WHAT IS LOVE #1: THE PARISIAN, VINTAGE SHOP ASSISTANT

What Is Love #1

What is love? The great gestures as well as the small details, the romantic proposal and the let me know when you get home texts. Love doesn’t have to be eternal, or consumed, or spoken about, to be real. Love is what keeps this world turning, it’s what makes life worth living, it’s countless other dead horses beaten to death by Hallmark cards and Pinterest quotes. And yet, there’s a truth to all of it. Because what do we live for if not for love?

That’s what these series will be: an exploration of love, through life. Or: an exploration of life, through love. 

The setting is Paris, on one of the last truly hot days of summer. It’s August, and today is my birthday, and I am here alone. Today is mine. It’s one of those days when breakfast and lunch melt into one oversized crêpe with crappy savoury toppings, new year, same trashy me.

I’m spending today in the hipster quartier of Paris, and that’s about all the planning I did for the day. One of the bigger squares of the area is lined with vintage stores, colourful places of calming chaos. The closest one to me has an English sounding name I don’t recall.

As I walk in, he’s dressing a mannequin, his back turned to the door. He’s wearing one of those short sleeved Hawaii shirts, the kind only truly cool people get away with. His hair is curly and messily bleached at the ends. When he hears me come in, he turns around, looks at me and smiles. Our eyes lock for the shortest of seconds, just long enough for me to know that I will be lingering in this tiny store for a while.

What follows is some kind of strange unchoreographed dance, or that’s what the romanticized haze of hindsight makes of it. When I’m in the back of the space, he’s somewhere in the middle, sorting through a rack of busily printed shirts, just like the one he’s wearing. When I move to the front he moves with me, never intruding my personal space but close enough that I see him in the corners of my eye, always. We’re the only people in the store, yet the energy between us is strong enough to fill the entire space.

Then, I spot a jacket, high up against the wall. I ask him if I can try it on. Of course, he says, let me grab it. When I’m in it, he’s behind the cash register, barely two metres away from me. In the mirror I don’t only see myself, but his glance too. “It looks like it was made for you,” he says. Of course I buy the jacket.

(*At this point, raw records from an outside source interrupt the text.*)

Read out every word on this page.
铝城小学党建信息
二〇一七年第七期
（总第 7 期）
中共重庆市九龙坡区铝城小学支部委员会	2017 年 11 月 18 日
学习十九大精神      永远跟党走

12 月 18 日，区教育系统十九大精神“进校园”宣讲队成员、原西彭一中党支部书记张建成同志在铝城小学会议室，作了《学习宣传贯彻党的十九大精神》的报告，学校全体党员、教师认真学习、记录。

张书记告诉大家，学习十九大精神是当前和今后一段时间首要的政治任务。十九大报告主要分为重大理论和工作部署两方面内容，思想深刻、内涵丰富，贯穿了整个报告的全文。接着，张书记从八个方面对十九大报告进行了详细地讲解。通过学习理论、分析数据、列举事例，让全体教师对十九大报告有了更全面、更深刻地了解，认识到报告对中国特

When I go to check out, I see he’s working on a pile of items that have to make it into the store. In his hands a corset, in a colour that could be described as almost cream if you’re optimistic, or dusty off-white dulled by time if you’re realistic. I know I have to have it. In that moment, I thought it was because of the many sartorial purposes I invisioned for it. Looking back, I’m not that sure. Maybe it was the fact that he was holding it, having it, that made me want to have it. By buying it, I could in some way make something that was his, mine. I ask him about it.

“This? Oh, I love it, it’s really cool. If you look at the tag here, it says ‘ceinture medicale’. Makes you wonder which medical purposes it was used for!” Somehow, he makes it sound like the sexiest thing on earth.

When I walk out of the store, I feel like a spell has been broken. For about an hour and a half after, I sit in the middle of the square, the paper bag with my purchases in hand. It’s difficult to grasp what just happened. The remainder of the day, I wonder if I should go back to the shop, to the shop assistant, and give him my number. I never do.

What is love? It’s two hours spent in a vintage store the size of a bedroom. It’s going through the same set of clothes two or three times because you weren’t really paying attention, at least not to the clothes. It’s the thrill you get when you and him share a conversation in clumsy English (him) or even clumsier French (you). It’s wondering about possibly missed chances, and smiling. It’s seeing the jacket hang in your room at home and thinking about that day in Paris, now almost one year ago. And I never once wore that corset.